"I dream of a hard and brutal mysticism in which the naked self merges with the nonhuman world and somehow survives...Paradox and bedrock."-Edward Abbey

12 August 2010

Empty Spaces

I dreamt of my father. We were at the house out in the badlands of eastern Colorado and he was rushing my brother, sister, the Grumpy Old Men, and myself into his auto. My mother was still inside. It seemed rather shocking when my father got into the vehicle and started it up whilst my mother was still in the house.

"What about Mom?" I asked.

"We've got to go!" My father snapped. "She can catch up."
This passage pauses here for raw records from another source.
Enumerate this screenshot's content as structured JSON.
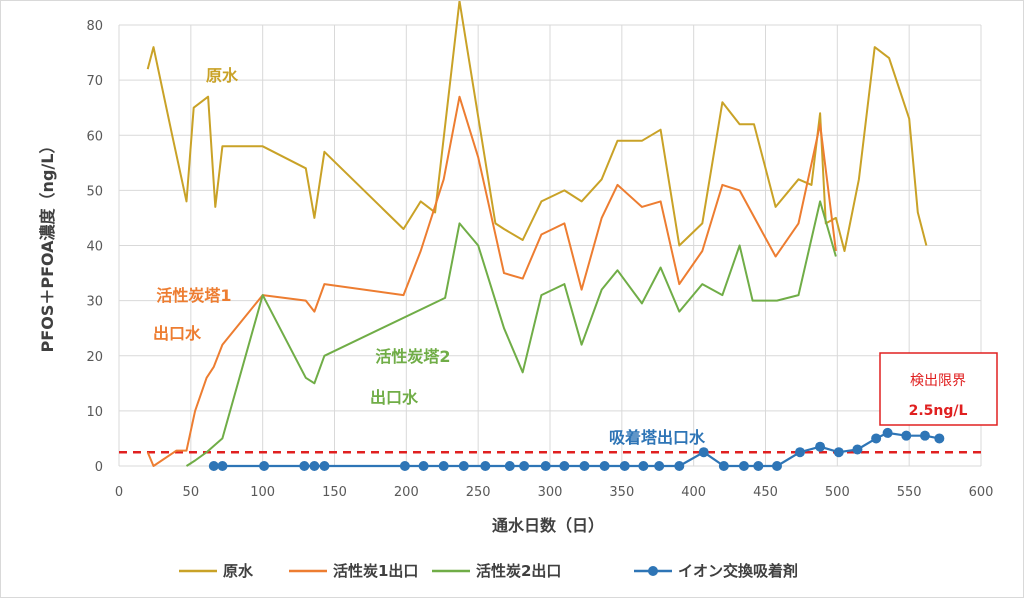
{
  "chart_data": {
    "type": "line",
    "xlabel": "通水日数（日）",
    "ylabel": "PFOS＋PFOA濃度（ng/L）",
    "xlim": [
      0,
      600
    ],
    "ylim": [
      0,
      80
    ],
    "x_ticks": [
      0,
      50,
      100,
      150,
      200,
      250,
      300,
      350,
      400,
      450,
      500,
      550,
      600
    ],
    "y_ticks": [
      0,
      10,
      20,
      30,
      40,
      50,
      60,
      70,
      80
    ],
    "grid": "vertical and horizontal",
    "legend_position": "bottom",
    "detection_limit": {
      "value": 2.5,
      "label_line1": "検出限界",
      "label_line2": "2.5ng/L",
      "color": "#e02020"
    },
    "series": [
      {
        "name": "原水",
        "color": "#c9a227",
        "label_lines": [
          "原水"
        ],
        "points": [
          [
            20,
            72
          ],
          [
            24,
            76
          ],
          [
            37,
            60
          ],
          [
            47,
            48
          ],
          [
            52,
            65
          ],
          [
            62,
            67
          ],
          [
            67,
            47
          ],
          [
            72,
            58
          ],
          [
            100,
            58
          ],
          [
            130,
            54
          ],
          [
            136,
            45
          ],
          [
            143,
            57
          ],
          [
            198,
            43
          ],
          [
            210,
            48
          ],
          [
            220,
            46
          ],
          [
            237,
            85
          ],
          [
            262,
            44
          ],
          [
            268,
            43
          ],
          [
            281,
            41
          ],
          [
            294,
            48
          ],
          [
            310,
            50
          ],
          [
            322,
            48
          ],
          [
            336,
            52
          ],
          [
            347,
            59
          ],
          [
            364,
            59
          ],
          [
            377,
            61
          ],
          [
            390,
            40
          ],
          [
            406,
            44
          ],
          [
            420,
            66
          ],
          [
            432,
            62
          ],
          [
            442,
            62
          ],
          [
            457,
            47
          ],
          [
            473,
            52
          ],
          [
            482,
            51
          ],
          [
            488,
            64
          ],
          [
            492,
            44
          ],
          [
            499,
            45
          ],
          [
            505,
            39
          ],
          [
            515,
            52
          ],
          [
            526,
            76
          ],
          [
            536,
            74
          ],
          [
            550,
            63
          ],
          [
            556,
            46
          ],
          [
            562,
            40
          ]
        ]
      },
      {
        "name": "活性炭1出口",
        "color": "#ed7d31",
        "label_lines": [
          "活性炭塔1",
          "出口水"
        ],
        "points": [
          [
            20,
            2.5
          ],
          [
            24,
            0
          ],
          [
            40,
            2.8
          ],
          [
            47,
            2.8
          ],
          [
            53,
            10
          ],
          [
            61,
            16
          ],
          [
            66,
            18
          ],
          [
            72,
            22
          ],
          [
            100,
            31
          ],
          [
            130,
            30
          ],
          [
            136,
            28
          ],
          [
            143,
            33
          ],
          [
            198,
            31
          ],
          [
            210,
            39
          ],
          [
            226,
            52
          ],
          [
            237,
            67
          ],
          [
            250,
            56
          ],
          [
            268,
            35
          ],
          [
            281,
            34
          ],
          [
            294,
            42
          ],
          [
            310,
            44
          ],
          [
            322,
            32
          ],
          [
            336,
            45
          ],
          [
            347,
            51
          ],
          [
            364,
            47
          ],
          [
            377,
            48
          ],
          [
            390,
            33
          ],
          [
            406,
            39
          ],
          [
            420,
            51
          ],
          [
            432,
            50
          ],
          [
            457,
            38
          ],
          [
            473,
            44
          ],
          [
            488,
            62
          ],
          [
            499,
            39
          ]
        ]
      },
      {
        "name": "活性炭2出口",
        "color": "#70ad47",
        "label_lines": [
          "活性炭塔2",
          "出口水"
        ],
        "points": [
          [
            47,
            0
          ],
          [
            53,
            1
          ],
          [
            61,
            2.5
          ],
          [
            72,
            5
          ],
          [
            100,
            31
          ],
          [
            130,
            16
          ],
          [
            136,
            15
          ],
          [
            143,
            20
          ],
          [
            227,
            30.5
          ],
          [
            237,
            44
          ],
          [
            250,
            40
          ],
          [
            268,
            25
          ],
          [
            281,
            17
          ],
          [
            294,
            31
          ],
          [
            310,
            33
          ],
          [
            322,
            22
          ],
          [
            336,
            32
          ],
          [
            347,
            35.5
          ],
          [
            364,
            29.5
          ],
          [
            377,
            36
          ],
          [
            390,
            28
          ],
          [
            406,
            33
          ],
          [
            420,
            31
          ],
          [
            432,
            40
          ],
          [
            441,
            30
          ],
          [
            458,
            30
          ],
          [
            473,
            31
          ],
          [
            488,
            48
          ],
          [
            499,
            38
          ]
        ]
      },
      {
        "name": "イオン交換吸着剤",
        "color": "#2e75b6",
        "label_lines": [
          "吸着塔出口水"
        ],
        "points": [
          [
            66,
            0
          ],
          [
            72,
            0
          ],
          [
            101,
            0
          ],
          [
            129,
            0
          ],
          [
            136,
            0
          ],
          [
            143,
            0
          ],
          [
            199,
            0
          ],
          [
            212,
            0
          ],
          [
            226,
            0
          ],
          [
            240,
            0
          ],
          [
            255,
            0
          ],
          [
            272,
            0
          ],
          [
            282,
            0
          ],
          [
            297,
            0
          ],
          [
            310,
            0
          ],
          [
            324,
            0
          ],
          [
            338,
            0
          ],
          [
            352,
            0
          ],
          [
            365,
            0
          ],
          [
            376,
            0
          ],
          [
            390,
            0
          ],
          [
            407,
            2.5
          ],
          [
            421,
            0
          ],
          [
            435,
            0
          ],
          [
            445,
            0
          ],
          [
            458,
            0
          ],
          [
            474,
            2.5
          ],
          [
            488,
            3.5
          ],
          [
            501,
            2.5
          ],
          [
            514,
            3
          ],
          [
            527,
            5
          ],
          [
            535,
            6
          ],
          [
            548,
            5.5
          ],
          [
            561,
            5.5
          ],
          [
            571,
            5
          ]
        ]
      }
    ]
  }
}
My eyes opened up to Chevy. He nuzzled me gently. He was letting me know that the hounds were all hungry and going outside to use the loo would be nice too. I got up, the dream clinging to the mathematics of my thoughts like cobwebs and tree sap.

My ten-pence dream analysis? Perhaps my father is running. Whether it's from a phantasm of memory or just from himself in general is conjecture.

He has spoken of loosing that loving feeling for the new place. Too many children. Too much noise at all hours. He already wants to move again.

I cannot help but wonder if my father has been caught up in the if only's. If only I can get out of the badlands. If only I can be closer to my kids. If only I get rid of the animals and start over.

He got rid of the animals and moved and is closer to my siblings and I. And then reality set in. There are still the phantasms and the memories. All that time and all the empty spaces.

My sister postulated my father sits at home by himself and it drives him nuts. He's got his guitars, films, music, and books, but he doesn't always have someone to talk to, or even just wish he could have alone time from. It's as if he's run out of distractions. Perhaps he is listless and drifting.

I can somewhat empathize, although it was not a mate that I lost all those months ago. Still, there are days I struggle to keep from collapsing into a sobbing ball. Sometimes, I feel that listlessness. Detached and hollow.

Mentioning my mother is gone is something I wish I could avoid, but it's there. It happened. I cannot deny it. I guess it just bothers me when it does get mentioned in front of a stranger or someone I've not seen for awhile, and the social awkwardness of them trying to express condolence and me pretending to accept it has to play out like a fucking dog and pony show.

I am not sure what to do for my father, or if there's really anything I can do. Folk wisdom states we all grieve in our own special little ways. A trite fluffy-bunny approach, but I begrudgingly admit to seeing the truth to it. It seems a given my father is still grieving because I know my sister and I are.

My brother too. I theorize that's why he made sure to be overly busy with landscaping projects and said my sister outlaw was being so needy about having quality time with him when my father was moving, and, thus didn't help; he was trying to distract himself. Throwing himself into work as way to deal with the empty spaces of my mother's death, leaving my father, sister, and I to deal with the emotional wreckage and shrapnel that was stirred up with the move.

Thanks, ti ti, but so it goes...

In just a few days more than a month, we'll all be heading into the outback to scatter my mother's ashes, as per her request. My father has mentioned how this event has just hung over him like a pall. Perhaps that is what my father needs to deal with the empty spaces and place the final bit of closure on this whole thing. This, like my speculation with my brother, is a theory. One, which will not be proven as fact until just a little over a month from the here and now.